Part 19: It Was Cameron

988 61 8
                                    

~Cameron Dallas's POV~

Untuk kesekian kalinya, Kendall menjerit dipagi hari. Dan itu, membuatku berlari keluar kamar mandi, menuju ruang tengah, tempat dia berada sejak aku pulang setengah jam yang lalu.

Dengan berbalut handuk kimono, aku berlari, hingga menemukan Kendall berdiri menutup mulutnya, didaerah ruang makan. Aku segera berlari menghampirinya. "Ada apa?" tanyaku khawatir. Dengan sigap, Kendall langsung memutar badannya menghadapku dan memelukku. Sempat terlihat wajahnya pucat sekali. Dia memelukku sangat erat.

Aku membalas pelukannya. Kemudian menatap sebuah kardus, dengan noda merah seperti darah. Dengan berani, aku membukanya. Sebuah boneka, dengan memakai topeng wajah Kendall disana, dan sebuah pisau yang menancap tepat diwajahnya. Bukan hanya itu, boneka itu lengkap dengan darah yanh kurasa, benar-benar darah. Bau amis yang aku tahu, memang bau darah.

"Siapa yang mengirimnya?"

Kendall hanya diam. Kemudian menggeleng. "Itu sudah ada didepan balkon semenjak tadi. Dan aku baru menyadarinya pagi ini. Jadi aku memutuskan membukanya, karena bau amis itu juga semakin menyengat." Kendall masih mengeratkan pelukannya padaku.

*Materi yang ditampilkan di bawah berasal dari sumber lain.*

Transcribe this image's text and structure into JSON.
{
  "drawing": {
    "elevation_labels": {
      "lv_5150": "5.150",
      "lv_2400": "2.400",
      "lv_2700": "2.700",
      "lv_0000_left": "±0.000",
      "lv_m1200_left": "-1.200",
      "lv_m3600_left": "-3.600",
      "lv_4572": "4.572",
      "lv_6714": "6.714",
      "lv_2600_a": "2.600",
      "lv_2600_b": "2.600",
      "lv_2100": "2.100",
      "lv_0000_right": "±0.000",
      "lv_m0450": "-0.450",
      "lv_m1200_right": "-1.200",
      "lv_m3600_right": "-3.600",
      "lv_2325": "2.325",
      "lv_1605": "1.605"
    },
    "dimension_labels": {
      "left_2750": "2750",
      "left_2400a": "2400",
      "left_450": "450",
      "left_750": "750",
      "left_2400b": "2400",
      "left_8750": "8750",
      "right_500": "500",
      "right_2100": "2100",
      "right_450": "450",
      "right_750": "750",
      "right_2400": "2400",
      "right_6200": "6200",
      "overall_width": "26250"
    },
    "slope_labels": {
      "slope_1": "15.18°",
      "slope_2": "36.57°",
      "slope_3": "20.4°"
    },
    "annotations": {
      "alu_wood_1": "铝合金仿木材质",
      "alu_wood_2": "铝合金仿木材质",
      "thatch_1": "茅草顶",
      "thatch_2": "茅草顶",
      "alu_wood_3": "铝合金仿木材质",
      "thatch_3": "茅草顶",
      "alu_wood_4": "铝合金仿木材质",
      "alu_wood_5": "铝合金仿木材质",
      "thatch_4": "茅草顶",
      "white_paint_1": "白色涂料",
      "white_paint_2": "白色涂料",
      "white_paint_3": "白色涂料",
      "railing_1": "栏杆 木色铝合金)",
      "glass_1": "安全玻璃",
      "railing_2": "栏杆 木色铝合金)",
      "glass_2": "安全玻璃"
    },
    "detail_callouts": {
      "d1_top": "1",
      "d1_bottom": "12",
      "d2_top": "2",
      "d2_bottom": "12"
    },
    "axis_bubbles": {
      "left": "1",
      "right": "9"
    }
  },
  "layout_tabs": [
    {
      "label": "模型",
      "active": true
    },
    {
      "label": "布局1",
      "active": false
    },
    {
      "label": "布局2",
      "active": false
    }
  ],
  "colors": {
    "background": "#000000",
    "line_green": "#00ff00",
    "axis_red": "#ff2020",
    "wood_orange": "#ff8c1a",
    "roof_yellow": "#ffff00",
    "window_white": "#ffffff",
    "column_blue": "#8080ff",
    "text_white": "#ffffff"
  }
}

Aku hanya bisa mengelus punggungnya, berusaha menenangkannya. Tak lama, aku memutuskan menelepon security dibawah untuk membawa pergi hal menyeramkan itu. Ini bukan kali pertama Kendall mendapatkan hal menyeramkan itu. Ini sudah ke empat kalinya dalam waktu 2 hari.

Aku menghampiri Kendall yang duduk di sofa, setelah menyerahkan benda itu pada keamanan apartemen. Aku meminta mereka membakarnya, dan meminta perlindungan ekstra. Tentu, jika diterror seperti itu, yang diterror akan stres. Dan aku tidak mau Kendall menjadi seperti itu.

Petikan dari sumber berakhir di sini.